Years ago during one of the legislative interims, I was cutting through the Texas House chamber when I saw a man standing behind one of the chairs in about the middle of the south side of the seats. He was rubbing the back of the chair and looking toward the speaker’s podium. As I got closer, I could see the man was former U.S. House Speaker Jim Wright, but it seemed so out of place that all I could think to do was say his name with a question mark at the end.

Wright turned, smiled and said something like, “This was my seat. I just wanted to stop by here because I have so many fond memories of this place.”

It was Wright’s election from Weatherford to that seat in 1946 that set him on the path of becoming one of the most powerful politicians in the United States, serving as the U.S. House speaker from 1987 until 1989.

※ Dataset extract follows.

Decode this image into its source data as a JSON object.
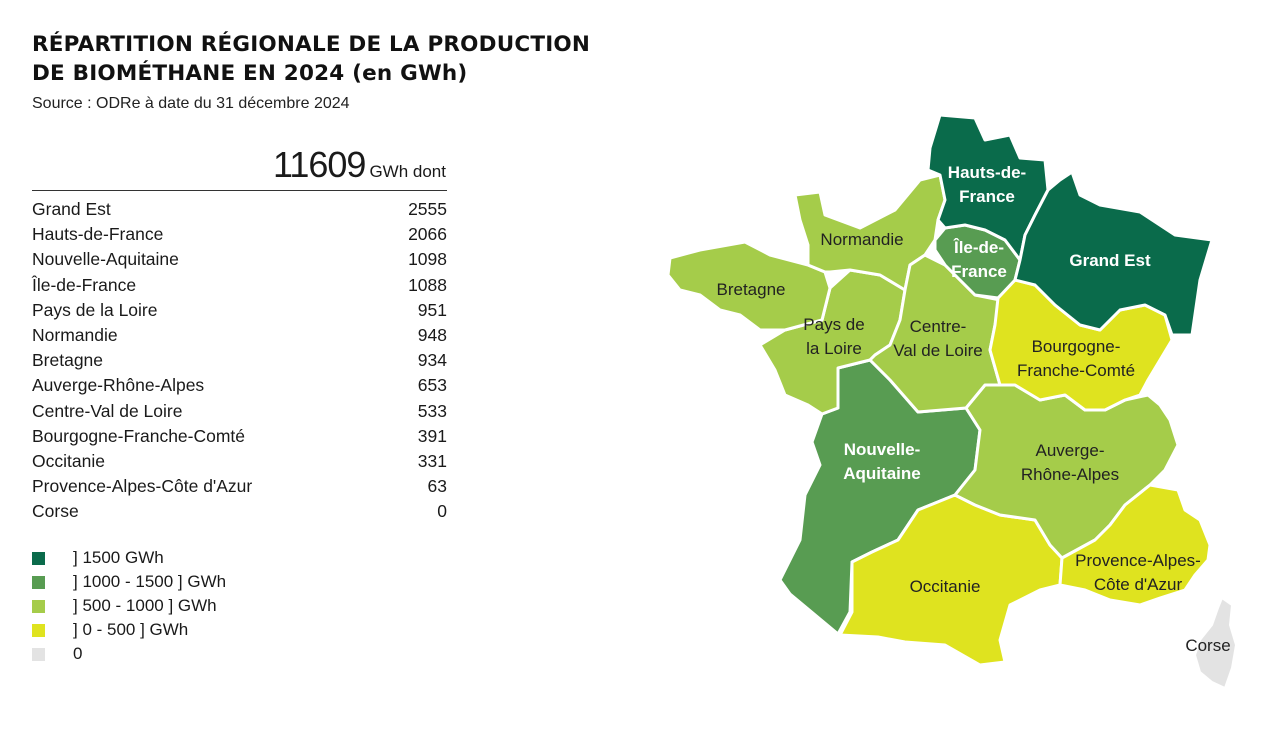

Wright died has died at the age of 92. The Fort Worth Star-Telegram has an obituary by Dave Montgomery, who covered Wright in his rise through the U.S. House leadership. Montgomery’s reporting also played a major role in the ethics scandal that led Wright to become the first speaker to resign from office in U.S. history.

On a personal note, during that era, I was a reporter for the Star-Telegram in Austin. Every now and then, I would get a letter from Wright in which he had pasted one of my stories to a piece of paper and marked it up with a red pen to demonstrate the inadequacy of my reporting. I was especially sure to receive such a letter if I wrote anything remotely positive about Republican Phil Gramm.